Asked what his ideal BTK stent would look like, Kum told TCTMD: "First, it has to be deliverable, and the scaffold should be longer, if possible. Last, but not least, it should have reliable lumen gain. The reintervention rates for BTK are so high that . . . I think a bioresorbable scaffold would fit very nicely into the BTK segment. Right now with the lack of benefit or clinical efficacy for paclitaxel-eluting devices below the knee, I think it's an exciting space.”

New Trial, Device on Horizon

Just a few months ago the US Food and Drug Administration rejected a submission for approval of the paclitaxel-based Lutonix 014 DCB (BD) for use in BTK disease. Paclitaxel devices have come under intense scrutiny in the last 11 months following a meta-analysis that suggested a mortality signal across studies of patients treated with various drug-coated balloons and stents.

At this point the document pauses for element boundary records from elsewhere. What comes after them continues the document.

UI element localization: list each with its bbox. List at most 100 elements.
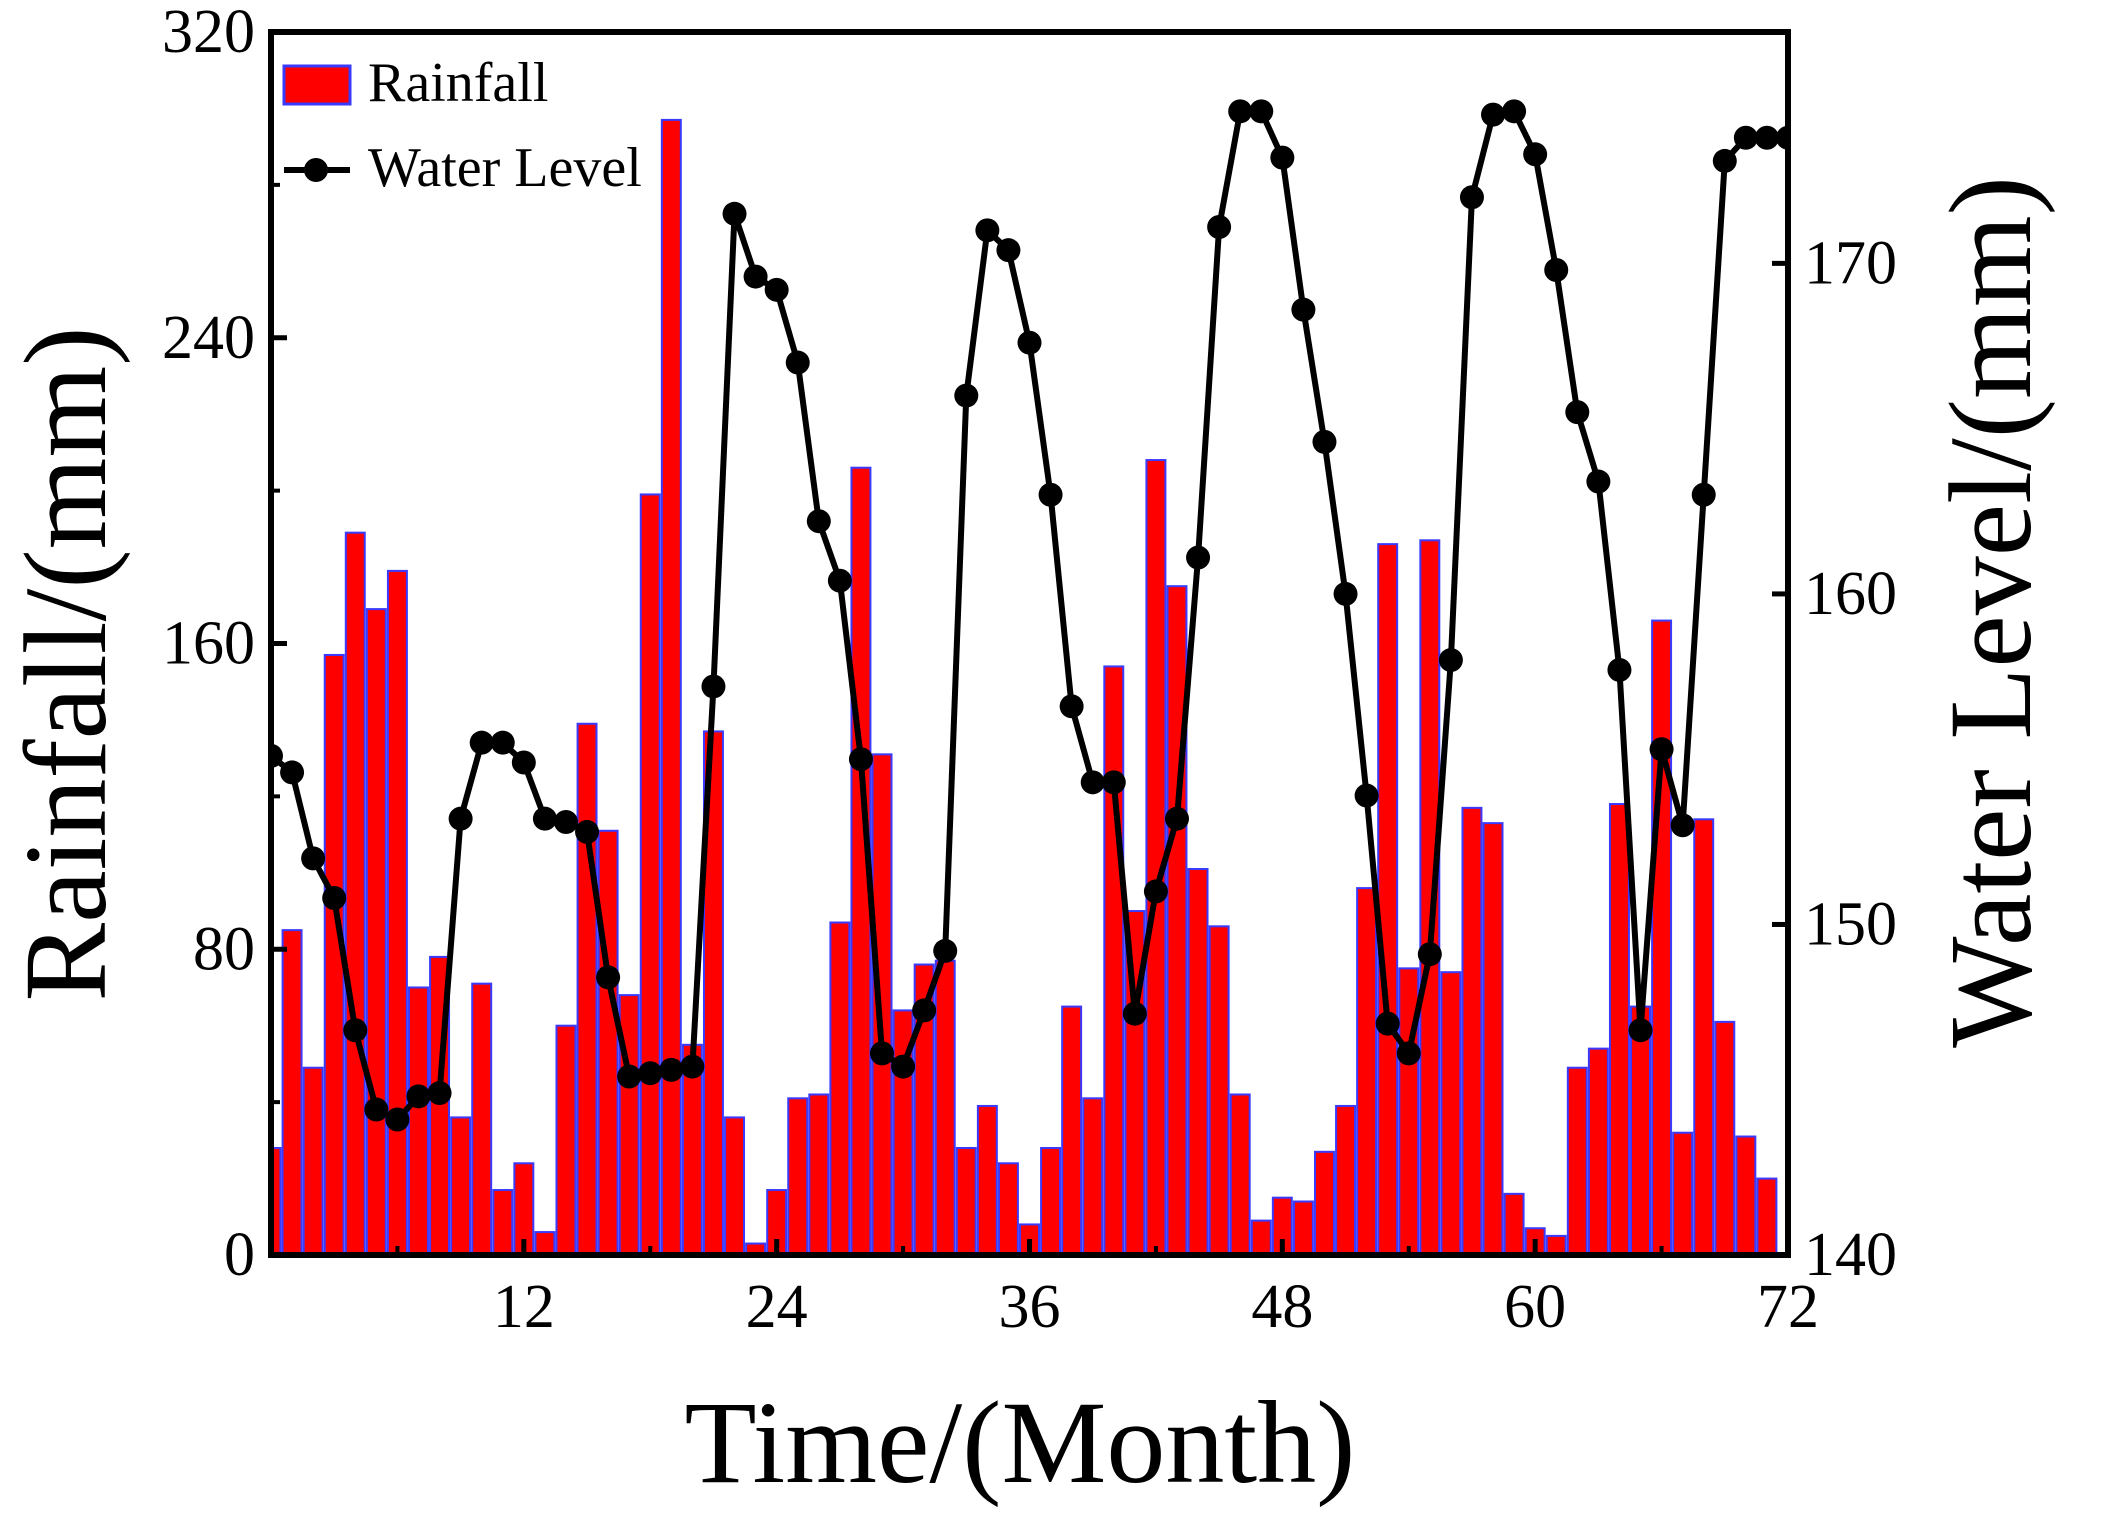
water-level-point bbox=[1712, 148, 1737, 173]
water-level-point bbox=[1017, 330, 1042, 355]
rainfall-bar bbox=[1103, 665, 1125, 1255]
water-level-point bbox=[975, 218, 1000, 243]
x-tick-label: 12 bbox=[493, 1273, 555, 1341]
x-tick-label: 72 bbox=[1757, 1273, 1819, 1341]
water-level-point bbox=[469, 730, 494, 755]
rainfall-bar bbox=[597, 829, 619, 1255]
legend-water-level-marker bbox=[304, 158, 328, 182]
water-level-point bbox=[406, 1084, 431, 1109]
rainfall-bar bbox=[1756, 1177, 1778, 1255]
water-level-point bbox=[996, 238, 1021, 263]
x-tick-label: 36 bbox=[999, 1273, 1061, 1341]
water-level-point bbox=[1649, 737, 1674, 762]
rainfall-bar bbox=[1608, 803, 1630, 1255]
rainfall-bar bbox=[1587, 1047, 1609, 1255]
water-level-point bbox=[680, 1054, 705, 1079]
water-level-point bbox=[1691, 482, 1716, 507]
water-level-point bbox=[1396, 1041, 1421, 1066]
rainfall-bar bbox=[997, 1162, 1019, 1255]
x-tick-label: 24 bbox=[746, 1273, 808, 1341]
water-level-point bbox=[511, 750, 536, 775]
y-left-axis-title: Rainfall/(mm) bbox=[0, 326, 131, 1001]
water-level-point bbox=[1607, 657, 1632, 682]
rainfall-bar bbox=[1672, 1131, 1694, 1255]
water-level-point bbox=[891, 1054, 916, 1079]
rainfall-bar bbox=[1166, 585, 1188, 1255]
water-level-point bbox=[870, 1041, 895, 1066]
water-level-point bbox=[490, 730, 515, 755]
water-level-point bbox=[659, 1057, 684, 1082]
water-level-point bbox=[1186, 545, 1211, 570]
x-axis-title: Time/(Month) bbox=[685, 1377, 1356, 1508]
water-level-point bbox=[701, 674, 726, 699]
water-level-point bbox=[596, 965, 621, 990]
rainfall-bar bbox=[1356, 887, 1378, 1255]
water-level-point bbox=[1628, 1018, 1653, 1043]
water-level-point bbox=[1459, 185, 1484, 210]
water-level-point bbox=[448, 806, 473, 831]
rainfall-bar bbox=[1693, 818, 1715, 1255]
water-level-point bbox=[1101, 770, 1126, 795]
water-level-point bbox=[954, 383, 979, 408]
legend-water-level-label: Water Level bbox=[368, 137, 642, 199]
legend-rainfall-swatch bbox=[282, 64, 352, 106]
water-level-point bbox=[1333, 581, 1358, 606]
water-level-point bbox=[1544, 257, 1569, 282]
water-level-point bbox=[1228, 99, 1253, 124]
water-level-point bbox=[280, 760, 305, 785]
y-left-tick-label: 160 bbox=[162, 610, 255, 678]
water-level-point bbox=[301, 846, 326, 871]
y-right-tick-label: 160 bbox=[1804, 560, 1897, 628]
tick-labels: 0 80 160 240 320 140 150 160 170 12 24 36 48 60 72 bbox=[162, 0, 1897, 1341]
water-level-point bbox=[322, 886, 347, 911]
rainfall-bar bbox=[450, 1116, 472, 1255]
water-level-point bbox=[785, 350, 810, 375]
rainfall-bar bbox=[408, 986, 429, 1255]
water-level-point bbox=[1481, 102, 1506, 127]
rainfall-bar bbox=[1482, 822, 1504, 1255]
rainfall-bar bbox=[555, 1024, 577, 1255]
water-level-point bbox=[553, 809, 578, 834]
legend-rainfall-label: Rainfall bbox=[368, 52, 548, 114]
water-level-point bbox=[1249, 99, 1274, 124]
rainfall-bar bbox=[1377, 543, 1399, 1255]
water-level-line-layer bbox=[271, 99, 1788, 1132]
water-level-point bbox=[1354, 783, 1379, 808]
rainfall-bar bbox=[1735, 1135, 1757, 1255]
water-level-point bbox=[385, 1107, 410, 1132]
water-level-point bbox=[427, 1081, 452, 1106]
rainfall-bar bbox=[1229, 1093, 1251, 1255]
rainfall-bar bbox=[1187, 867, 1209, 1255]
water-level-point bbox=[532, 806, 557, 831]
rainfall-bar bbox=[534, 1231, 556, 1255]
water-level-point bbox=[1207, 215, 1232, 240]
rainfall-bar bbox=[492, 1189, 514, 1255]
x-tick-label: 60 bbox=[1504, 1273, 1566, 1341]
x-tick-label: 48 bbox=[1251, 1273, 1313, 1341]
water-level-point bbox=[912, 998, 937, 1023]
y-right-axis-title: Water Level/(mm) bbox=[1925, 176, 2056, 1048]
y-right-tick-label: 170 bbox=[1804, 229, 1897, 297]
rainfall-bar bbox=[808, 1093, 830, 1255]
rainfall-bar bbox=[1313, 1150, 1335, 1255]
axes bbox=[268, 29, 1791, 1258]
rainfall-bar bbox=[660, 118, 682, 1255]
y-left-tick-label: 320 bbox=[162, 0, 255, 66]
legend: Rainfall Water Level bbox=[282, 52, 642, 199]
rainfall-bar bbox=[829, 921, 851, 1255]
y-left-tick-label: 0 bbox=[224, 1221, 255, 1289]
y-right-tick-label: 140 bbox=[1804, 1221, 1897, 1289]
water-level-point bbox=[617, 1064, 642, 1089]
rainfall-bar bbox=[1461, 806, 1483, 1255]
y-right-tick-label: 150 bbox=[1804, 890, 1897, 958]
rainfall-bar bbox=[1630, 1005, 1651, 1255]
rainfall-bar bbox=[386, 569, 408, 1255]
y-left-tick-label: 240 bbox=[162, 304, 255, 372]
rainfall-bar bbox=[1145, 459, 1167, 1255]
rainfall-bar bbox=[471, 982, 493, 1255]
water-level-point bbox=[1523, 142, 1548, 167]
water-level-point bbox=[1586, 469, 1611, 494]
rainfall-bar bbox=[787, 1097, 809, 1255]
water-level-point bbox=[1754, 125, 1779, 150]
rainfall-bar bbox=[745, 1242, 767, 1255]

Kum also noted that some of the improvement seen in Rutherford 5 and 6 patients in the registry "was surprising for us." Images in his presentation showed dramatic improvements after treatment in patients with significant tissue loss to their legs and feet. However, he pointed out that the intervention alone is not the answer to achieving such improvement in patients with CLI. Rather, an entire team-based approach that includes good wound care needs to be involved.

After his presentation today, Varcoe announced plans for an FDA-approved investigational device exemption (IDE) trial to be called LIFE-BTK. The multicenter RCT with a planned follow-up of 5 years will enroll 235 patients randomized to a new-generation BVS called Esprit (Abbott Vascular) or percutaneous transluminal angioplasty (PTA).

When a panelist questioned Varcoe why the comparator will be PTA rather than a DES, he replied that for the FDA-approved IDE the comparator would need to be an FDA-approved device and there currently are none for treatment of BTK.

Sources
  • Varcoe R. 5-year ABSORB BTK trial results. Presented at: VIVA 2019. November 6, 2019. Las Vegas, NV

  • Kum S. 1-year results of the DISAPEAR registry. Presented at: VIVA 2019. November 6, 2019. Las Vegas, NV.

Disclosures
  • Varcoe reports honoraria from Abbott Vascular, Boston Scientific, Medtronic, and Shockwave Medical; consulting for Surmodics, Abbott Vascular, Intact Vascular, and Medtronic; and research, clinical trial, or drug study funds from Penumbra, and the National Institutes of Health.
  • Kum reports honoraria from Abbott Vascular and Limflow; stock in Limflow; and research, clinical trial, or drug study funds from Abbott Vascular and Boston Scientific.